Me permettez-vous de vous raconter une belle histoire ? Il s'agit d'une menuiserie industrielle en Bretagne, dans laquelle le directeur des ressources humaines déplorait une pénurie de main d'oeuvre. Le délégué syndical, sensibilisé depuis plusieurs années par une militante CFDT particulièrement engagée dans la défense de l'égalité entre les femmes et les hommes, est intervenu auprès de celui-ci pour proposer d'embaucher des ouvrières du textile, inemployées depuis de nombreuses années dans la région depuis leur licenciement. Je précise qu'il s'agissait d'un atelier de production, masculin à 100 %, et que personne n'imaginait que des femmes puissent assumer ce genre de travail. Pourtant, le directeur des ressources humaines a fait ce pari et, cinq ans après, 30 % des ouvriers sont des ouvrières, et il ne viendrait à l'idée de personne de dire qu'elles n'y ont pas leur place.
Bien entendu, il a fallu procéder à de nombreux ajustements et on ne peut pas dire qu'il n'y a pas eu d'obstacles. Les outils de sécurité, par exemple, n'étaient pas adaptés aux pieds des femmes ; par ailleurs, il a fallu construire des vestiaires séparés.

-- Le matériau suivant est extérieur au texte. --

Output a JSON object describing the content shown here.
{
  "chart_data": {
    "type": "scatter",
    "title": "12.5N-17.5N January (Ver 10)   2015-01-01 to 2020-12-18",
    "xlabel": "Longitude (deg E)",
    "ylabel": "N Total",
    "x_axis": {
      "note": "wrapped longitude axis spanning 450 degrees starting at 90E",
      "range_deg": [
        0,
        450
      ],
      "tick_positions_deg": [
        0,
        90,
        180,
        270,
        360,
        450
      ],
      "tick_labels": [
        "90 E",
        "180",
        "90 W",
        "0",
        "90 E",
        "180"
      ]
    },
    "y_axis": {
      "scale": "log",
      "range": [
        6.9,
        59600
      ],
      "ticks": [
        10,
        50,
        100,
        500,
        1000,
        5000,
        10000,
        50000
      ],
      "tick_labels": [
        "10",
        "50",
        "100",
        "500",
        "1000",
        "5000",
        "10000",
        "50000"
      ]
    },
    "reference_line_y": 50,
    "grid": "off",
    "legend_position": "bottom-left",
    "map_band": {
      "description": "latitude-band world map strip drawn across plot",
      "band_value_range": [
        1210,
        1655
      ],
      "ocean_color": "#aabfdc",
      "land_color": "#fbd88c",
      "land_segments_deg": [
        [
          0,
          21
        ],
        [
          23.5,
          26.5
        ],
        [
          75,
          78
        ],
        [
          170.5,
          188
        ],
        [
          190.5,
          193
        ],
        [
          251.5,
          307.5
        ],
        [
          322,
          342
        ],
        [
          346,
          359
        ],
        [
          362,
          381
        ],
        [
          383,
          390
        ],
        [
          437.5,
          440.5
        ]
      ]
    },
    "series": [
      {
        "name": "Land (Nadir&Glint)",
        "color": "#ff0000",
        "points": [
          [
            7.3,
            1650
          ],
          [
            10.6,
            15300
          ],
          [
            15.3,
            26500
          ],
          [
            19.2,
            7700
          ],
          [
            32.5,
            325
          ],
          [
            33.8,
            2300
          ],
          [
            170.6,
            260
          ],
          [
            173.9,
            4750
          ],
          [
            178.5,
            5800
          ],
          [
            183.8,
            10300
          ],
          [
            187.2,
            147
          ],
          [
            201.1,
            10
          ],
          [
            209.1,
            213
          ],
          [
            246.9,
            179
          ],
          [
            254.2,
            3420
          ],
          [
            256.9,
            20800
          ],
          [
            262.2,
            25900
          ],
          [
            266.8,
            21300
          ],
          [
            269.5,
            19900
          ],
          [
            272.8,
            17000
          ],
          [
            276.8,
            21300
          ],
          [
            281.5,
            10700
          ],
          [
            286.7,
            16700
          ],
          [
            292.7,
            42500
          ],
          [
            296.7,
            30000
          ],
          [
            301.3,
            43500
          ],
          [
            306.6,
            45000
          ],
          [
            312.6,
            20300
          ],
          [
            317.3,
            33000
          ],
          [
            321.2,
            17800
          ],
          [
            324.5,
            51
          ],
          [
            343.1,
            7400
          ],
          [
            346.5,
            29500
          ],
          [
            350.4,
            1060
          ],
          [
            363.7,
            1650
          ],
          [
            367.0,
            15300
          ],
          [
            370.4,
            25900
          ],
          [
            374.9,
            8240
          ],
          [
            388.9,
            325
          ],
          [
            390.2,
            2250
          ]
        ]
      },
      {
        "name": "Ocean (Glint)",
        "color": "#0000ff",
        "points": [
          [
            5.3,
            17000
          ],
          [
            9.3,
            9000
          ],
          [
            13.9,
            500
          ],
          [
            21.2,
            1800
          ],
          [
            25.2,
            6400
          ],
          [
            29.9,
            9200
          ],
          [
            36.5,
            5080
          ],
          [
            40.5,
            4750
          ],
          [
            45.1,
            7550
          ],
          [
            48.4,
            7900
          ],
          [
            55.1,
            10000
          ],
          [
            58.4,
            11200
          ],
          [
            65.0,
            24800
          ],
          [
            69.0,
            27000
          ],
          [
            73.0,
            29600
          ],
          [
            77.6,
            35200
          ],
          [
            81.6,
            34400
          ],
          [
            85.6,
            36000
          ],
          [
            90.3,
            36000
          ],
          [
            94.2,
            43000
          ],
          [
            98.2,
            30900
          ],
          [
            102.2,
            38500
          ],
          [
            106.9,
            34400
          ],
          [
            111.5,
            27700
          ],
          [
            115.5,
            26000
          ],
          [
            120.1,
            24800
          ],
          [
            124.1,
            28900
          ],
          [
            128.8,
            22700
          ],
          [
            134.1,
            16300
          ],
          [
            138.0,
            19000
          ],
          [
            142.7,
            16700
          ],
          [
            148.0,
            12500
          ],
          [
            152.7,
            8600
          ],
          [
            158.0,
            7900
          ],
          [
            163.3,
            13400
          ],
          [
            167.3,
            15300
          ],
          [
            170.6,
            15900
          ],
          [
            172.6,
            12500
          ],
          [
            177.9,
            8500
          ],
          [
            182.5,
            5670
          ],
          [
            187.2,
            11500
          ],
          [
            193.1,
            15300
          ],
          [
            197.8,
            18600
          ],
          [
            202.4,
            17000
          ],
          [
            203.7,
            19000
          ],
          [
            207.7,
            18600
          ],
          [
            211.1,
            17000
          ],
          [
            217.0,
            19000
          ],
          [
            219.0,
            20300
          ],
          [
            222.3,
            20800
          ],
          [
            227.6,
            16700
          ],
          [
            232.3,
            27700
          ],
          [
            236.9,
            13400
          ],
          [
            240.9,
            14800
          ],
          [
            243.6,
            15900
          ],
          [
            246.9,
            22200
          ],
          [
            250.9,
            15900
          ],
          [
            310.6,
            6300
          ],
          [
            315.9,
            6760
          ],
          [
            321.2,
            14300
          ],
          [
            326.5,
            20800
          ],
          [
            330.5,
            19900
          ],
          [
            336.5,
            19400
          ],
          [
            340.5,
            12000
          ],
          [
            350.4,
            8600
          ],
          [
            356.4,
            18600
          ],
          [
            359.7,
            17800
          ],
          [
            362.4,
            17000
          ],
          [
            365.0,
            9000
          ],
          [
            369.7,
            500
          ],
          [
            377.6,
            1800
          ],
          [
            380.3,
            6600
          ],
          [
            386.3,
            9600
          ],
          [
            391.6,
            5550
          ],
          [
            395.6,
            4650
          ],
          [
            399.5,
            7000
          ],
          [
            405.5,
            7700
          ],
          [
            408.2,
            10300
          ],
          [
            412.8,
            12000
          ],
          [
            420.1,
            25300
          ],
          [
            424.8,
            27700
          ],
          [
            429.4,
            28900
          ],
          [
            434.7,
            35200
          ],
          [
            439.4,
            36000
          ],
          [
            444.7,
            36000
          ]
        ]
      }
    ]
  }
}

Mais ces contraintes ont été prises en compte au fur et à mesure.
Il me paraît important de retenir essentiellement deux choses de cette histoire. Tout d'abord, rien n'aurait été possible sans l'intervention d'une personne extrêmement sensibilisée aux questions de mixité et qui a permis à un délégué syndical d'engager des actions concrètes et efficaces au bon moment. Ensuite, il ressort des conversations que nous avons eues avec le délégué syndical qu'aujourd'hui, après l'arrivée des femmes, l'ambiance dans l'atelier est bien meilleure qu'avant. En matière d'amélioration de la qualité du travail, cette expérience est aussi exemplaire. Sans qu'aucun aménagement de poste n'ait eu lieu à proprement parler, l'ambiance, elle, s'est nettement améliorée. Les hommes expriment leur soulagement, en particulier en ce qui concerne la réduction de l'ambiance sexiste. En effet, les hommes sont les premiers à souffrir des comportements machistes et des attitudes grivoises qui caractérisent les lieux de travail à prédominance masculine !
Par conséquent, l'arrivée des femmes dans cet atelier a permis la définition de nouvelles règles du « mieux vivre ensemble ».
Dans le cadre des négociations sur la qualité de vie au travail et sur l'égalité professionnelle, parmi les pistes de travail, nous réfléchissons donc aux différentes manières possibles d'organiser la mixité au travail et à la façon d'impliquer tant les hommes que les femmes dans le changement.
Pour résumer, en matière de qualité de vie au travail, nous cherchons à construire les conditions d'une expression collective des salariés sur l'organisation du travail, en prenant en compte que, hommes comme femmes, nous sommes tous susceptibles de véhiculer des stéréotypes de genre.
Quand on aborde la question du genre avec un collectif d'hommes et de femmes, il faut préparer la parole, sans quoi l'on tombe très vite dans des affirmations stigmatisantes, par exemple en ce qui concerne la gestion des plannings.
C'est donc en étant très concrets et en organisant l'expression collective sur ces sujets que nous pensons pouvoir faire évoluer les stéréotypes de genre.